Now we have a better grasp on what happiness is—or at least, how the Oxford English Dictionary defines what happiness is. However, this definition is not the end-all, be-all definition of happiness. In fact, the definition of happiness is not a “settled” debate.

According to researchers Chu Kim-Prieto, Ed Diener, and their colleagues (2005), there are three main ways that happiness has been approached in positive psychology:

  1. Happiness as a global assessment of life and all its facets;
  2. Happiness as a recollection of past emotional experiences;
  3. Happiness as an aggregation of multiple emotional reactions across time (Kim-Prieto, Diener, Tamir, Scollon, & Diener, 2005).

Although they generally all agree on what happiness feels like as being satisfied with life, in a good mood, the feelings of positive emotions, and enjoyment, researchers have found it difficult to agree on the scope of happiness. Geez, can’t the scientific community ever be happy?

On the hand, Gallup’s Annual Happiness Ranking has firmly settled on 7 facets to their survey for comparison.

As it is in my nature to continue to dig, I wondered what general psychology has to tell us about happiness?

There are many theories of happiness, but they fall into one of two main categories based on how they conceptualize happiness (or well-being):

  1. Hedonic happiness/well-being is happiness conceptualized as experiencing more pleasure and less pain; it is composed of an affective component and a cognitive component like satisfaction with one’s life;
  2. Eudaimonic happiness/well-being conceptualizes happiness as the result of the pursuit and attainment of life purpose, meaning, challenge, and personal growth; happiness is based on reaching one’s full potential and operating at full functioning (AIPC, 2011).
Humans may resemble many other creatures in their striving for happiness, but the quest for meaning is a key part of what makes us human, and uniquely so.Roy Baumeister et al. (2013)

Some theories see happiness as a by-product of other, more important pursuits in life, like meaning, purpose, and contribution to humanity, nation, or family. While other researchers see the state of happiness as the end-goal for humans. A few theorists state that pursuing happiness is pointless, although pursuing other important experiences and feelings may contribute to greater happiness in an odd paradox.

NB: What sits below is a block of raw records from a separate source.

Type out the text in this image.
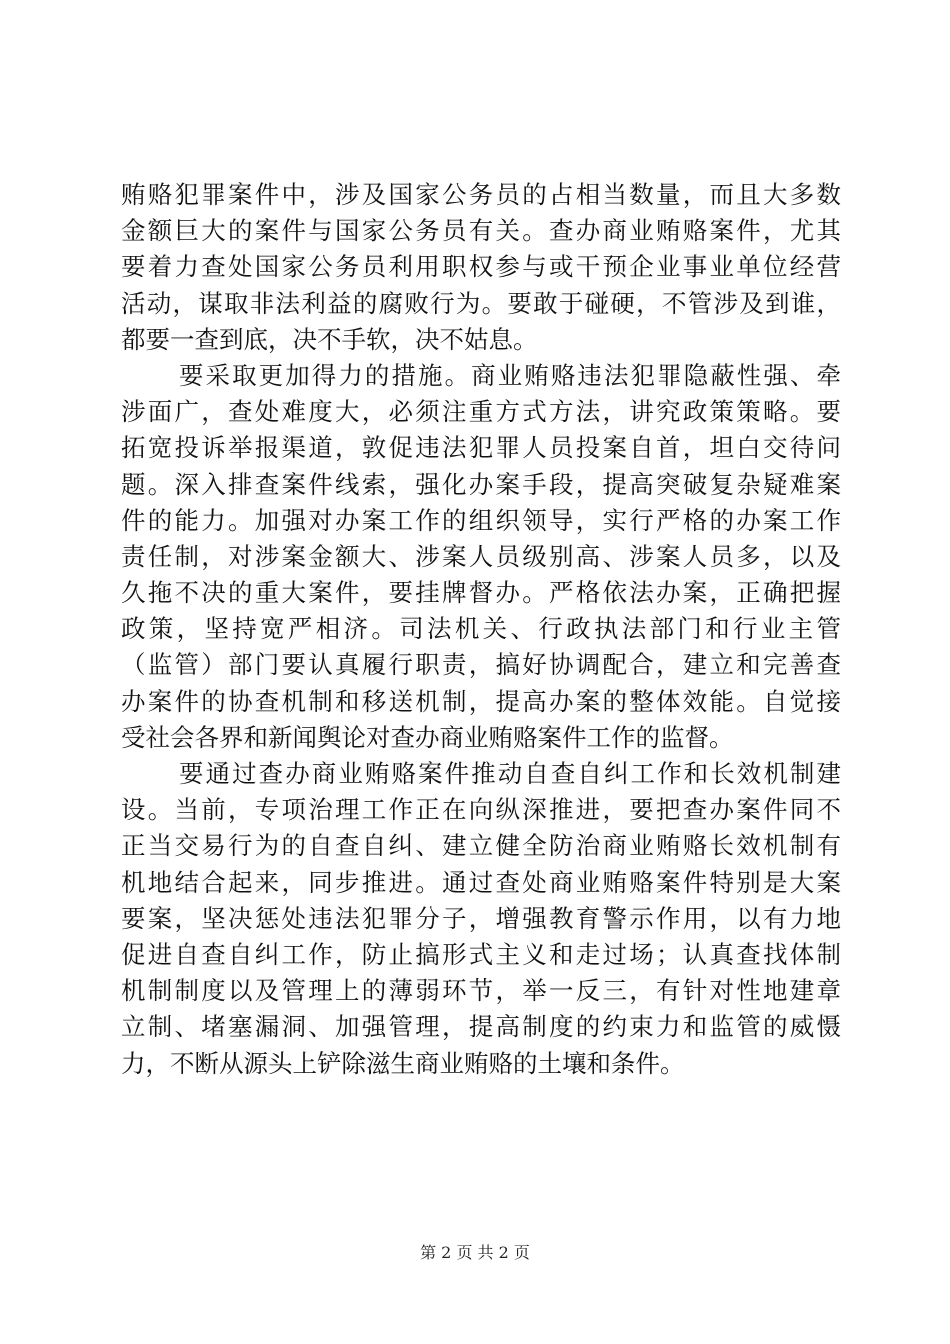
贿赂犯罪案件中，涉及国家公务员的占相当数量，而且大多数
金额巨大的案件与国家公务员有关。查办商业贿赂案件，尤其
要着力查处国家公务员利用职权参与或干预企业事业单位经营
活动，谋取非法利益的腐败行为。要敢于碰硬，不管涉及到谁，
都要一查到底，决不手软，决不姑息。
要采取更加得力的措施。商业贿赂违法犯罪隐蔽性强、牵
涉面广，查处难度大，必须注重方式方法，讲究政策策略。要
拓宽投诉举报渠道，敦促违法犯罪人员投案自首，坦白交待问
题。深入排查案件线索，强化办案手段，提高突破复杂疑难案
件的能力。加强对办案工作的组织领导，实行严格的办案工作
责任制，对涉案金额大、涉案人员级别高、涉案人员多，以及
久拖不决的重大案件，要挂牌督办。严格依法办案，正确把握
政策，坚持宽严相济。司法机关、行政执法部门和行业主管
（监管）部门要认真履行职责，搞好协调配合，建立和完善查
办案件的协查机制和移送机制，提高办案的整体效能。自觉接
受社会各界和新闻舆论对查办商业贿赂案件工作的监督。
要通过查办商业贿赂案件推动自查自纠工作和长效机制建
设。当前，专项治理工作正在向纵深推进，要把查办案件同不
正当交易行为的自查自纠、建立健全防治商业贿赂长效机制有
机地结合起来，同步推进。通过查处商业贿赂案件特别是大案
要案，坚决惩处违法犯罪分子，增强教育警示作用，以有力地
促进自查自纠工作，防止搞形式主义和走过场；认真查找体制
机制制度以及管理上的薄弱环节，举一反三，有针对性地建章
立制、堵塞漏洞、加强管理，提高制度的约束力和监管的威慑
力，不断从源头上铲除滋生商业贿赂的土壤和条件。
第 2 页 共 2 页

Finally, I landed on Sonja Lyubomirsky, Ph.D., a professor of psychology at the University of California, Riverside, and the author of The How of Happiness: A New Approach to Getting the Life You Want.  Lyubomirsky reveals more than a dozen “happiness strategies” that are mindful, intentional activities to engage in that can result in a happier life in her book. These include exercises in thinking and acting optimistically when imagining your future. She offers 12 “hows” to savoring the pleasures of life and relishing the moment.

The 12 ‘hows’ to being happy are:

  1. Expressing gratitude
  2. Cultivating optimism
  3. Avoiding overthinking and social comparison
  4. Practicing acts of kindness
  5. Nurturing social relationships
  6. Developing strategies for coping
  7. Forgive
  8. Increasing flow experiences
  9. Savoring life’s joys
  10. Committing to your goals
  11. Practicing religion and spirituality
  12. Taking care of your body

According to Lyubomirsky, by following these twelve strategies, we can find happiness. I prefer Sonja’s tangible, action-oriented approach to the challenges of finding and sustaining happiness over mere theories.